Monday, May 3, 2010

I'd Love to Turn You On #8: Digable Planets - Blowout Comb

Welcome to Twist & Shout’s “I’d Love To Turn You On” a fortnightly column by our deeply knowledgeable staff of hardcore collectors and music lovers who want to spend some time turning you on to some of their favorite releases of yore; titles that may have slipped out of the public favor, or perhaps never quite found the audience they deserve. Dig in to some terrific musical esoterica and enjoy the sounds.

The celebratory, somehow secretive horns on the “May 4th Movement starring Doodlebug,” that open this album are a slick preparation which ease the listener into the forthcoming onslaught of "creamy bullets," lyrically flying amidst one of the funkiest rides and loftiest endeavors in hip-hop history. Digable Planets’ sophomore – and to date, last – effort may throw one off a bit as its depth and richness is only hinted at on their debut Reachin’.

As a cohesive effort, with a multitude of positive messages delivered in superb fashion, the overall flow of Blowout Comb offers commanding twists and turns and a Candyland type ride full of hedonistic pleasures which derive not from the gold on their necks, but from the richness of the people they encounter. Some of those people include Guru, the recently passed on and massively talented voice of hip-hop music. Also, the influential Gang Starr Foundation, Jeru the Damaja and other gifted young artists such as Sulaiman round out and perfect the record.

Although it is commanded by Digable Planets to listen "one time, for your mind," this album is honestly a whole bunch of fun. It is a party to end all parties, at every turn the unexpected bumps and oddities make for a wild, delirious journey, providing all the blueprints necessary for groovin’ and spacing out. The album’s easy vibe disarms the listener, providing soft, fertile ground in which Digables plant plenty of juicy thoughtful seedlings – stoic and solemn lyrical pleas for the correction of injustices and freedom for imprisoned political prisoners, among other things. There is no compromise on any level in this production. If this is the last thing they had to say, they "came correct, no question." Digable Planets beg for togetherness, unity, more pleasure and love, and less hurting and hating. But do not be fooled, their delivery and no nonsense approach make this a serious and provocative effort. This is in no way hip-hop lite. Its lack of obviousness, so-fresh-it's-the-future delivery, and clever lyrics make me return to this album almost every summer with nostalgic glee.

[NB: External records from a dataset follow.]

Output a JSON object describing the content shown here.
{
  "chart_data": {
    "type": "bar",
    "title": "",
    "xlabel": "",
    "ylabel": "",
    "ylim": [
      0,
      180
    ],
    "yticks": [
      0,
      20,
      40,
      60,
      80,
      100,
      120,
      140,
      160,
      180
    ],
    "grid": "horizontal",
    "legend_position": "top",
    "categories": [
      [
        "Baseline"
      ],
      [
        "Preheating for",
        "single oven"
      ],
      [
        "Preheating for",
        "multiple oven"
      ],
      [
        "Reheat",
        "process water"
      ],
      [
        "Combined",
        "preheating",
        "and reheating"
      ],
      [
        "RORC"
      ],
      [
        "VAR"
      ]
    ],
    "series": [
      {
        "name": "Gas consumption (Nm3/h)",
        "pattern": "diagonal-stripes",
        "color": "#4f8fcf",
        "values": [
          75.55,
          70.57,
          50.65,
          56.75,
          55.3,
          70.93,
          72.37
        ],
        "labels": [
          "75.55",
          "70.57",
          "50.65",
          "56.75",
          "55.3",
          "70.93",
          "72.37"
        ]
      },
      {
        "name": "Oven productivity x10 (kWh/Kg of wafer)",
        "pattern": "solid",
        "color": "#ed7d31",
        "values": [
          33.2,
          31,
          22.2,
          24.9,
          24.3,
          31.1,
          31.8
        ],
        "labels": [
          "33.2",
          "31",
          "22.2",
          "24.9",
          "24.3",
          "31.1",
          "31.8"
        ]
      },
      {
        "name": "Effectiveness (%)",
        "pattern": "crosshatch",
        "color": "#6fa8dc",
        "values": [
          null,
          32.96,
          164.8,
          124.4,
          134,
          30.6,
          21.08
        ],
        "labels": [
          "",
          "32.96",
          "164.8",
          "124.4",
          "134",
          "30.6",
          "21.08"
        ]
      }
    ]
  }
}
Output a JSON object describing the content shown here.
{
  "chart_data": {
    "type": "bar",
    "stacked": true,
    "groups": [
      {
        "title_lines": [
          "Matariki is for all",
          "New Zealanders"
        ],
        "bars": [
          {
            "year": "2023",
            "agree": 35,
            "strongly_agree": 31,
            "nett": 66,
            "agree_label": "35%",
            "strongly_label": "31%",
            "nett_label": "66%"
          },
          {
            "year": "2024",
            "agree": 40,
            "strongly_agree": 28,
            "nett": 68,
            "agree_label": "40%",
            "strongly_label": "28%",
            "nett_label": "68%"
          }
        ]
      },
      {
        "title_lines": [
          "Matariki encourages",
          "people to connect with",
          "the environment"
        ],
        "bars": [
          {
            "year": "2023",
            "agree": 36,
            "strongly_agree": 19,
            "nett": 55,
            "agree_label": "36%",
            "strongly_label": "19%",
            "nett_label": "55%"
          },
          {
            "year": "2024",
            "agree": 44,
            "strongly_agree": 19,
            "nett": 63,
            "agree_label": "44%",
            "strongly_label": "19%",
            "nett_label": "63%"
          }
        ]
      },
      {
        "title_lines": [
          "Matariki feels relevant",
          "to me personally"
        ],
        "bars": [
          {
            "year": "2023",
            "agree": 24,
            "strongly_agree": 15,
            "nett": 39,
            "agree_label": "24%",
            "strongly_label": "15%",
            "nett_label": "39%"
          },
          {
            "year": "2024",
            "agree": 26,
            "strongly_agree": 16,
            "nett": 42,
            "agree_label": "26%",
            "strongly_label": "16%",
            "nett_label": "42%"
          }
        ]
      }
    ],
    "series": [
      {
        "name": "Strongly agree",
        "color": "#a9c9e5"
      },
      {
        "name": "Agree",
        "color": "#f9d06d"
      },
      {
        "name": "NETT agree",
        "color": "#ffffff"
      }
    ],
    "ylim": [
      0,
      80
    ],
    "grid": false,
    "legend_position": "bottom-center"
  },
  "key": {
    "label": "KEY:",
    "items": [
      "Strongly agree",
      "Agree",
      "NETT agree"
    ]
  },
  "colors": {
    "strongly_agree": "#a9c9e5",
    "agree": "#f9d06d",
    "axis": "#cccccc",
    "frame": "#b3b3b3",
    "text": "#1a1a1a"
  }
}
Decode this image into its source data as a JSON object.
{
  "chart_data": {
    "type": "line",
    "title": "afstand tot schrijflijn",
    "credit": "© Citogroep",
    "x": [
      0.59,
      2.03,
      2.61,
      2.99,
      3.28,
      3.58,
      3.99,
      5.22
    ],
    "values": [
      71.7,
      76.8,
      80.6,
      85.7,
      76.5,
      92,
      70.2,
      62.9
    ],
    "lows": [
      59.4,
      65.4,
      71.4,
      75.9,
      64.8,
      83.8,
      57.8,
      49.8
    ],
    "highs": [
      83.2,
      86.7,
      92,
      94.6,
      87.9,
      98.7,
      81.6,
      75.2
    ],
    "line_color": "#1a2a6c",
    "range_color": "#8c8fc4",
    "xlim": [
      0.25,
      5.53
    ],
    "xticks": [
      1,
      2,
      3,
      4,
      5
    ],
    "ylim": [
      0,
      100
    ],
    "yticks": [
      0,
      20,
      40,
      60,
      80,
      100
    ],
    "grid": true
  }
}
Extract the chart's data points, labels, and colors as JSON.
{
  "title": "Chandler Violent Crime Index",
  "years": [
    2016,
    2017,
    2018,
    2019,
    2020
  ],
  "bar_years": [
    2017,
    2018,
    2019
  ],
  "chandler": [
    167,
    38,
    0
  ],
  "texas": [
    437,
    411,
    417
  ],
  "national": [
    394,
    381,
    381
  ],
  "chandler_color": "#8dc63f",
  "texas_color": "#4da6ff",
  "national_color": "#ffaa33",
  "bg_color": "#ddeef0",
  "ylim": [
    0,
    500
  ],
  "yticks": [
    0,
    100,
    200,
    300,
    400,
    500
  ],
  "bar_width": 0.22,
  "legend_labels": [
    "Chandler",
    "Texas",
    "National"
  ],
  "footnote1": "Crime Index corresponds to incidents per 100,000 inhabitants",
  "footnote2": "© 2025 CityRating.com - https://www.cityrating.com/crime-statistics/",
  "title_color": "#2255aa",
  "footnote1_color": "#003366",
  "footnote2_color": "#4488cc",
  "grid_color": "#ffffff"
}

It is true that this album holds much sentimental value for me. I bought this album on the way to Colorado from Las Vegas in the summer of 1994. Much like the move here, I did not know what to expect but was more than just pleasantly surprised at the richness of the landscapes and diversity of the big city. I left Colorado and came back many times. Every time I came back to this magnificent place I wanted to hear Blowout Comb again and it was always the perfect album to put on. It reminds me of the summer I was 18, when I had such great hopes for the future and although life hasn't turned out perfectly, there have been perfect moments and albums like this remind me of those times in the past and yet somehow still evoke those same hopes for the future.

What really makes this album so timeless is its ability to delve deep into the past and still remain completely in the Digable Planets’ own world. This is beautifully exemplified by the Roy-Ayers-sampling "Borough Check," a masterpiece touched by the hip-hop Midas himself, Guru. They delve into the lush libraries of NYC for source material, and also into the darkest corners of daredevil graffiti-laden subway tunnels, so slickly displayed on "Graffiti." "The Art Of Easing" flows cleverly in response to critics’ disses that they were not real rappers. The art of easing through the streets of NYC comes, after all, with knowing its ins and outs. They also remind us that easing through NYC is not for the weak of heart and being "freshly dipped" and groovin’ on funky beats helps out a lot sometimes. The hook "noise, noise, noise" on "Graffiti" reminds me of a Brooklynite I knew who couldn't sleep in California at all because it was too quiet. She needed the sound of fights, music, traffic, and breaking bottles to soothe her to sleep. Everywhere outside of Brooklyn just wasn't alive enough. That is the feeling of this album, it is the ultimate non-stop party - too much too pay attention to in just one visit. But they ease you into such a groove, you will find yourself wanting to return to Blowout Comb many times and find yourself surprisingly at ease amongst the initial chaos when you do.